If the result of applying append
to the result of mapper
creates a reducer function, can't we apply that itself to mapper
?
arr.reduce(
mapper(function(x) { return x * 2; })(
mapper(function(x) { return x + 1; })(append)
),
[]
);
// -> [ 3, 5, 7, 9 ]
Wow! So now we can compose these super generic transformation functions. For example, let's create a filterer. You wouldn't normally apply two maps right next to each other, but you would certainly map and filter!
function filterer(f) {
return function(combine) {
return function(result, x) {
return f(x) ? combine(result, x) : result;
}
}
}
arr.reduce(
filterer(function(x) { return x > 2; })(
mapper(function(x) { return x * 2; })(append)
),
[]
);
// -> [ 6, 8 ]
Nobody wants to write code like that though. Let's make one more function compose
which makes it easy to compose these, that's right, transducers. You just wrote transducers without even knowing it.

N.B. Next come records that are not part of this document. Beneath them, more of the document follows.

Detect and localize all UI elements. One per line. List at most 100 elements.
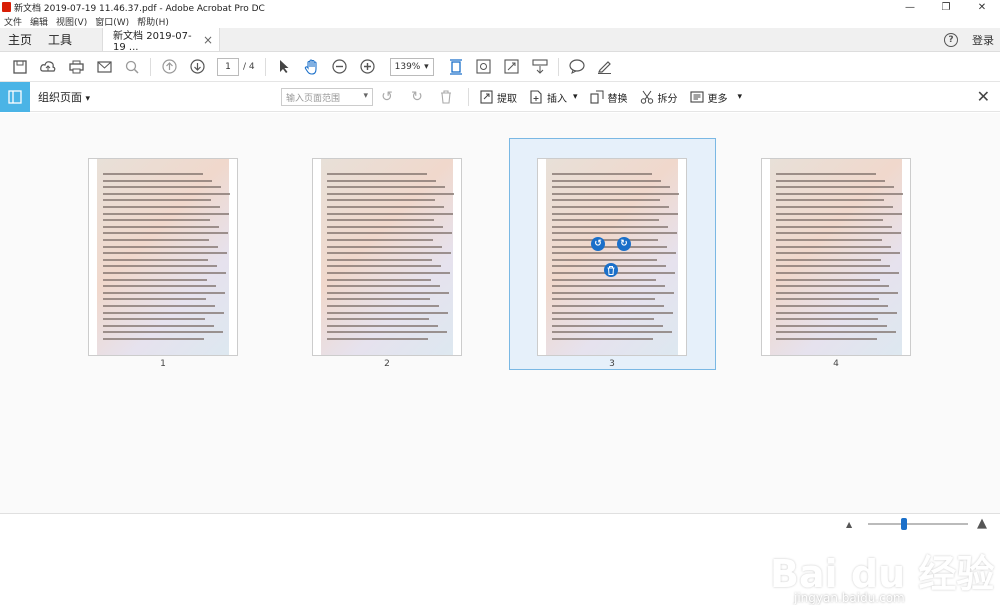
page-text-line <box>552 173 652 175</box>
page-text-line <box>103 219 210 222</box>
page-text-line <box>552 331 672 334</box>
print-icon[interactable] <box>67 58 85 76</box>
page-text-line <box>327 318 429 321</box>
page-text-line <box>552 225 668 228</box>
zoom-value: 139% <box>394 61 421 72</box>
organize-tools: ↺ ↻ 提取 插入 ▾ 替换 拆分 更多 ▾ <box>380 82 754 112</box>
hand-icon[interactable] <box>303 58 321 76</box>
mail-icon[interactable] <box>95 58 113 76</box>
page-text-line <box>103 272 226 274</box>
page-image <box>546 159 679 355</box>
page-number-input[interactable]: 1 <box>217 57 239 76</box>
rotate-left-page-button[interactable]: ↺ <box>591 237 605 251</box>
tab-home[interactable]: 主页 <box>0 28 40 51</box>
page-image <box>321 159 454 355</box>
page-thumbnail-1[interactable] <box>88 158 238 356</box>
page-text-line <box>552 252 676 255</box>
page-text-line <box>327 239 433 241</box>
page-thumbnail-3[interactable] <box>537 158 687 356</box>
page-text-line <box>327 179 436 182</box>
split-button[interactable]: 拆分 <box>640 90 678 105</box>
page-text-line <box>552 239 658 241</box>
menu-edit[interactable]: 编辑 <box>26 15 52 28</box>
close-window-button[interactable]: ✕ <box>964 0 1000 14</box>
zoom-out-icon[interactable] <box>331 58 349 76</box>
search-icon[interactable] <box>123 58 141 76</box>
extract-button[interactable]: 提取 <box>479 90 517 105</box>
rotate-view-icon[interactable] <box>475 58 493 76</box>
menu-file[interactable]: 文件 <box>0 15 26 28</box>
replace-button[interactable]: 替换 <box>589 90 628 105</box>
zoom-select[interactable]: 139% ▾ <box>389 57 434 76</box>
full-screen-icon[interactable] <box>503 58 521 76</box>
minimize-button[interactable]: — <box>892 0 928 14</box>
page-text-line <box>103 173 203 175</box>
fit-page-icon[interactable] <box>447 58 465 76</box>
page-text-line <box>103 192 230 195</box>
chevron-down-icon: ▾ <box>85 93 91 104</box>
help-icon[interactable]: ? <box>944 33 958 47</box>
sign-icon[interactable] <box>596 58 614 76</box>
page-text-line <box>776 192 903 195</box>
page-thumbnail-2[interactable] <box>312 158 462 356</box>
page-text-line <box>103 324 214 327</box>
delete-page-button[interactable] <box>604 263 618 277</box>
rotate-left-icon[interactable]: ↺ <box>380 89 398 105</box>
title-bar: 新文档 2019-07-19 11.46.37.pdf - Adobe Acro… <box>0 0 1000 14</box>
select-arrow-icon[interactable] <box>275 58 293 76</box>
menu-view[interactable]: 视图(V) <box>52 15 91 28</box>
page-thumbnail-4[interactable] <box>761 158 911 356</box>
page-text-line <box>552 311 673 314</box>
zoom-small-icon[interactable]: ▲ <box>846 520 852 529</box>
thumbnail-size-slider[interactable] <box>868 523 968 525</box>
tab-document[interactable]: 新文档 2019-07-19 ... × <box>102 28 221 53</box>
organize-pages-icon[interactable] <box>0 81 30 112</box>
zoom-large-icon[interactable]: ▲ <box>977 516 987 531</box>
comment-icon[interactable] <box>568 58 586 76</box>
next-page-icon[interactable] <box>188 58 206 76</box>
page-text-line <box>552 285 665 288</box>
insert-button[interactable]: 插入 ▾ <box>529 90 578 105</box>
rotate-right-icon[interactable]: ↻ <box>410 89 428 105</box>
insert-icon <box>529 90 543 104</box>
slider-handle[interactable] <box>901 518 907 530</box>
more-button[interactable]: 更多 ▾ <box>689 90 742 105</box>
delete-icon[interactable] <box>440 90 452 104</box>
page-text-line <box>776 252 900 255</box>
scroll-mode-icon[interactable] <box>531 58 549 76</box>
chevron-down-icon: ▾ <box>363 91 368 101</box>
save-icon[interactable] <box>11 58 29 76</box>
page-text-line <box>103 291 225 294</box>
page-text-line <box>103 212 229 215</box>
main-toolbar: 1 / 4 139% ▾ <box>0 52 1000 82</box>
baidu-watermark: Bai du 经验 <box>770 552 995 596</box>
rotate-right-page-button[interactable]: ↻ <box>617 237 631 251</box>
zoom-in-icon[interactable] <box>359 58 377 76</box>
organize-title[interactable]: 组织页面 ▾ <box>38 89 90 105</box>
page-text-line <box>103 245 218 248</box>
page-text-line <box>776 305 888 307</box>
page-text-line <box>776 173 876 175</box>
page-text-line <box>552 192 679 195</box>
page-text-line <box>103 311 224 314</box>
login-link[interactable]: 登录 <box>972 32 994 48</box>
page-text-line <box>776 324 887 327</box>
tab-close-icon[interactable]: × <box>203 33 213 47</box>
page-text-line <box>103 258 208 261</box>
page-text-line <box>327 324 438 327</box>
page-range-input[interactable]: 输入页面范围 ▾ <box>281 88 373 106</box>
prev-page-icon[interactable] <box>160 58 178 76</box>
page-text-line <box>327 285 440 288</box>
page-text-line <box>552 324 663 327</box>
tab-tools[interactable]: 工具 <box>40 28 80 51</box>
upload-icon[interactable] <box>39 58 57 76</box>
close-organize-button[interactable]: ✕ <box>977 87 990 106</box>
page-text-line <box>552 212 678 215</box>
restore-button[interactable]: ❐ <box>928 0 964 14</box>
chevron-down-icon: ▾ <box>573 92 578 102</box>
page-text-line <box>327 245 442 248</box>
page-text-line <box>776 225 892 228</box>
tab-document-label: 新文档 2019-07-19 ... <box>113 30 192 53</box>
page-text-line <box>327 192 454 195</box>
page-text-line <box>327 225 443 228</box>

// All this does is it transforms
// `compose(x, y, z)(val)` into x(y(z(val)))`
function compose() {
var funcs = Array.prototype.slice.call(arguments);
return function(r) {
var value = r;
for(var i=funcs.length-1; i>=0; i--) {
value = funcs[i](value);
}
return value;
}
}
arr.reduce(
compose(
filterer(function(x) { return x > 2; }),
mapper(function(x) { return x * 2; })
)(append),
[]
);
// -> [ 6, 8 ]
Now we can write really clean sequential-looking transformations! Hm, there's still that awkward syntax to pass in append
. How about we make our own reduce
function?
function transduce(xform, f, init, coll) {
return coll.reduce(xform(f), init);
}
transduce(
compose(
filterer(function(x) { return x > 2; }),
mapper(function(x) { return x * 2; })
),
append,
[],
arr
);
// -> [ 6, 8 ]
Voila, you have transduce
. Given a transformation, a function for appending data, an initial value, and a collection, run the whole process and return the final result from whatever append
is. Each of those arguments are distinct pieces of information that shouldn't care at all about the others. You could easily apply the same transformation to any data structure you can imagine, as you will see below.
This transduce
is not completely correct in that it should not care how the collection reduces itself.
Final Notes
You might think that this is sort of lazy evaluation, but that's not true. If you want lazy sequences, you will still have to explicitly build a lazy sequence type that handles those semantics. This just makes transformations first-class values, but you still always have to eagerly apply them. Lazy sequences are something I think should be added to transducers.js in the future. (edit: well, this paragraph isn't exactly true, but we'll have to explain laziness more in the future)
Some of the examples my also feel similar to ES6 comprehensions, and while true comprehensions don't give you the ability to control what type is built up. You can only get a generator or an array back. They also aren't composable; you will still need to solve the problem of building up transformations that can be reused.
When you correctly separate concerns in a program, it breeds super simple APIs that allow you build up all sorts of complex programs. This is a simple 500-line JavaScript library that, in my opinion, radically changes how I interact with data, and all with just a few methods.
transducers.js is still early work and it will be improved a lot. Let me know if you find any bugs (or if it blows your mind).